Depth-first traverse traverses down an entire path as specified by a path expression before turning to the next legal path. On the other hand breadth-first traverse traverses legal paths “in parallel,” where at each step, all legal objects are computed before moving onto the next step of the path. Gremlin provides support for both types of traversals.

Depth-First Traversal

Gremlin is naturally a depth-first traversal language/engine. Typical path expression (as used in this documentation) evaluate in a depth-first manner. The following “co-created” expression is a depth-first expression.

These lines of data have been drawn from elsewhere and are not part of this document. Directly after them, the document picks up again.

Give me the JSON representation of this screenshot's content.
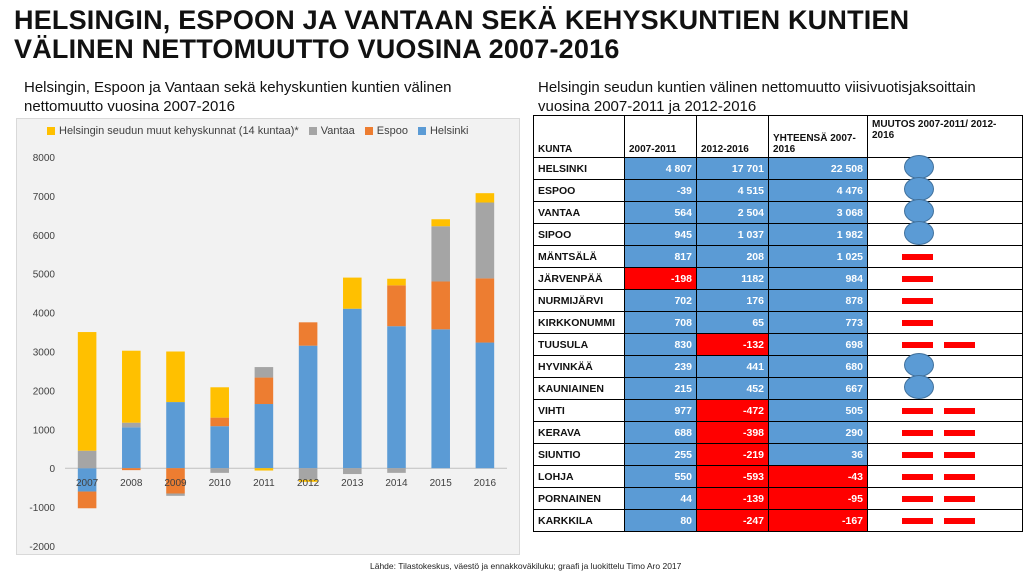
{
  "title": "HELSINGIN, ESPOON JA VANTAAN SEKÄ KEHYSKUNTIEN KUNTIEN VÄLINEN NETTOMUUTTO VUOSINA 2007-2016",
  "chart_caption": "Helsingin, Espoon ja Vantaan sekä kehyskuntien kuntien välinen nettomuutto vuosina 2007-2016",
  "table_caption": "Helsingin seudun kuntien välinen nettomuutto viisivuotisjaksoittain vuosina 2007-2011 ja 2012-2016",
  "source": "Lähde: Tilastokeskus, väestö ja ennakkoväkiluku; graafi ja luokittelu Timo Aro 2017",
  "colors": {
    "helsinki": "#5b9bd5",
    "espoo": "#ed7d31",
    "vantaa": "#a5a5a5",
    "kehys": "#ffc000",
    "negative": "#ff0000"
  },
  "chart_data": {
    "type": "bar",
    "stacked": true,
    "categories": [
      "2007",
      "2008",
      "2009",
      "2010",
      "2011",
      "2012",
      "2013",
      "2014",
      "2015",
      "2016"
    ],
    "series": [
      {
        "name": "Helsinki",
        "color": "#5b9bd5",
        "values": [
          -600,
          1050,
          1700,
          1080,
          1650,
          3150,
          4100,
          3650,
          3570,
          3230
        ]
      },
      {
        "name": "Espoo",
        "color": "#ed7d31",
        "values": [
          -430,
          -50,
          -650,
          220,
          680,
          600,
          0,
          1050,
          1230,
          1650
        ]
      },
      {
        "name": "Vantaa",
        "color": "#a5a5a5",
        "values": [
          450,
          120,
          -60,
          -120,
          270,
          -300,
          -150,
          -120,
          1420,
          1950
        ]
      },
      {
        "name": "Helsingin seudun muut kehyskunnat (14 kuntaa)*",
        "color": "#ffc000",
        "values": [
          3050,
          1850,
          1300,
          780,
          -60,
          -50,
          800,
          170,
          180,
          240
        ]
      }
    ],
    "legend_order": [
      "Helsingin seudun muut kehyskunnat (14 kuntaa)*",
      "Vantaa",
      "Espoo",
      "Helsinki"
    ],
    "yticks": [
      -2000,
      -1000,
      0,
      1000,
      2000,
      3000,
      4000,
      5000,
      6000,
      7000,
      8000
    ],
    "ylim": [
      -2000,
      8000
    ],
    "grid": false,
    "legend": "top"
  },
  "table": {
    "headers": [
      "KUNTA",
      "2007-2011",
      "2012-2016",
      "YHTEENSÄ 2007-2016",
      "MUUTOS 2007-2011/ 2012-2016"
    ],
    "rows": [
      {
        "kunta": "HELSINKI",
        "a": "4 807",
        "b": "17 701",
        "c": "22 508",
        "na": false,
        "nb": false,
        "nc": false,
        "muutos": "smiley"
      },
      {
        "kunta": "ESPOO",
        "a": "-39",
        "b": "4 515",
        "c": "4 476",
        "na": false,
        "nb": false,
        "nc": false,
        "muutos": "smiley"
      },
      {
        "kunta": "VANTAA",
        "a": "564",
        "b": "2 504",
        "c": "3 068",
        "na": false,
        "nb": false,
        "nc": false,
        "muutos": "smiley"
      },
      {
        "kunta": "SIPOO",
        "a": "945",
        "b": "1 037",
        "c": "1 982",
        "na": false,
        "nb": false,
        "nc": false,
        "muutos": "smiley"
      },
      {
        "kunta": "MÄNTSÄLÄ",
        "a": "817",
        "b": "208",
        "c": "1 025",
        "na": false,
        "nb": false,
        "nc": false,
        "muutos": "dash"
      },
      {
        "kunta": "JÄRVENPÄÄ",
        "a": "-198",
        "b": "1182",
        "c": "984",
        "na": true,
        "nb": false,
        "nc": false,
        "muutos": "dash"
      },
      {
        "kunta": "NURMIJÄRVI",
        "a": "702",
        "b": "176",
        "c": "878",
        "na": false,
        "nb": false,
        "nc": false,
        "muutos": "dash"
      },
      {
        "kunta": "KIRKKONUMMI",
        "a": "708",
        "b": "65",
        "c": "773",
        "na": false,
        "nb": false,
        "nc": false,
        "muutos": "dash"
      },
      {
        "kunta": "TUUSULA",
        "a": "830",
        "b": "-132",
        "c": "698",
        "na": false,
        "nb": true,
        "nc": false,
        "muutos": "double-dash"
      },
      {
        "kunta": "HYVINKÄÄ",
        "a": "239",
        "b": "441",
        "c": "680",
        "na": false,
        "nb": false,
        "nc": false,
        "muutos": "smiley"
      },
      {
        "kunta": "KAUNIAINEN",
        "a": "215",
        "b": "452",
        "c": "667",
        "na": false,
        "nb": false,
        "nc": false,
        "muutos": "smiley"
      },
      {
        "kunta": "VIHTI",
        "a": "977",
        "b": "-472",
        "c": "505",
        "na": false,
        "nb": true,
        "nc": false,
        "muutos": "double-dash"
      },
      {
        "kunta": "KERAVA",
        "a": "688",
        "b": "-398",
        "c": "290",
        "na": false,
        "nb": true,
        "nc": false,
        "muutos": "double-dash"
      },
      {
        "kunta": "SIUNTIO",
        "a": "255",
        "b": "-219",
        "c": "36",
        "na": false,
        "nb": true,
        "nc": false,
        "muutos": "double-dash"
      },
      {
        "kunta": "LOHJA",
        "a": "550",
        "b": "-593",
        "c": "-43",
        "na": false,
        "nb": true,
        "nc": true,
        "muutos": "double-dash"
      },
      {
        "kunta": "PORNAINEN",
        "a": "44",
        "b": "-139",
        "c": "-95",
        "na": false,
        "nb": true,
        "nc": true,
        "muutos": "double-dash"
      },
      {
        "kunta": "KARKKILA",
        "a": "80",
        "b": "-247",
        "c": "-167",
        "na": false,
        "nb": true,
        "nc": true,
        "muutos": "double-dash"
      }
    ]
  }
}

gremlin> g = TinkerGraphFactory.createTinkerGraph()
==>tinkergraph[vertices:6 edges:6]
gremlin> g.v(1).outE('created').inV.inE('created').outV

In the expression above, the following occurs in the Gremlin evaluator (see Defining a Property Graph for diagram of graph).

  1. Vertex 1 is passed to step outE which yields three outgoing edges.
  2. The first of these outgoing edges is then passed into the label filter and goes through since its a created edge.
  3. The edge then goes to the next step inV which produces vertex 3.
  4. Vertex 3 is then passed to inE which yields three edges.
  5. The first edge is passed to the label filter and passes through because its a created edge.
  6. The edge is passed to outV which yields vertex 1.

At this point, the path expression is complete for the full depth of the expression (thus, depth-first). The evaluator then goes onto the remaining two edges created from the first outE and the process continues until all legal branches of the path expression have been evaluated.

Breadth-First Traversal

[ Note: Image linked to from original webpage ]

In a breadth-first traversal, all results for each step of the process are gathered before the next step is evaluated. The equivalent breadth-first traversal for the previous “co-created” expression is as follows.

gremlin> g.v(1).outE('created').gather.scatter.inV.gather.scatter.inE('created').gather.scatter.outV.gather.scatter

The gather step is used to aggregate all the results of the previous step into a list. Given that gather exhausts all the objects of the previous step and emits a list. The scatter step is used to unroll that list and pass it to the next step.

With gather, the generated list can be analyzed by a step to determine some desired property that is a function of all current objects in the breadth of the path. For example.

gremlin> g.v(1).outE.gather{ println "processing: ${it}"; return it.get(0) }.inV
processing: [e[7][1-knows->2], e[8][1-knows->4], e[9][1-created->3]]

Note that with breadth-first traverse being controlled by the gather step, its possible to intermix the use of depth- and breadth-first traversing in a single path expression. In other words, its not necessary to gather all results from the previous step at every step. In fact, its only necessary when all objects of a particular part of the path expression are needed in a computation.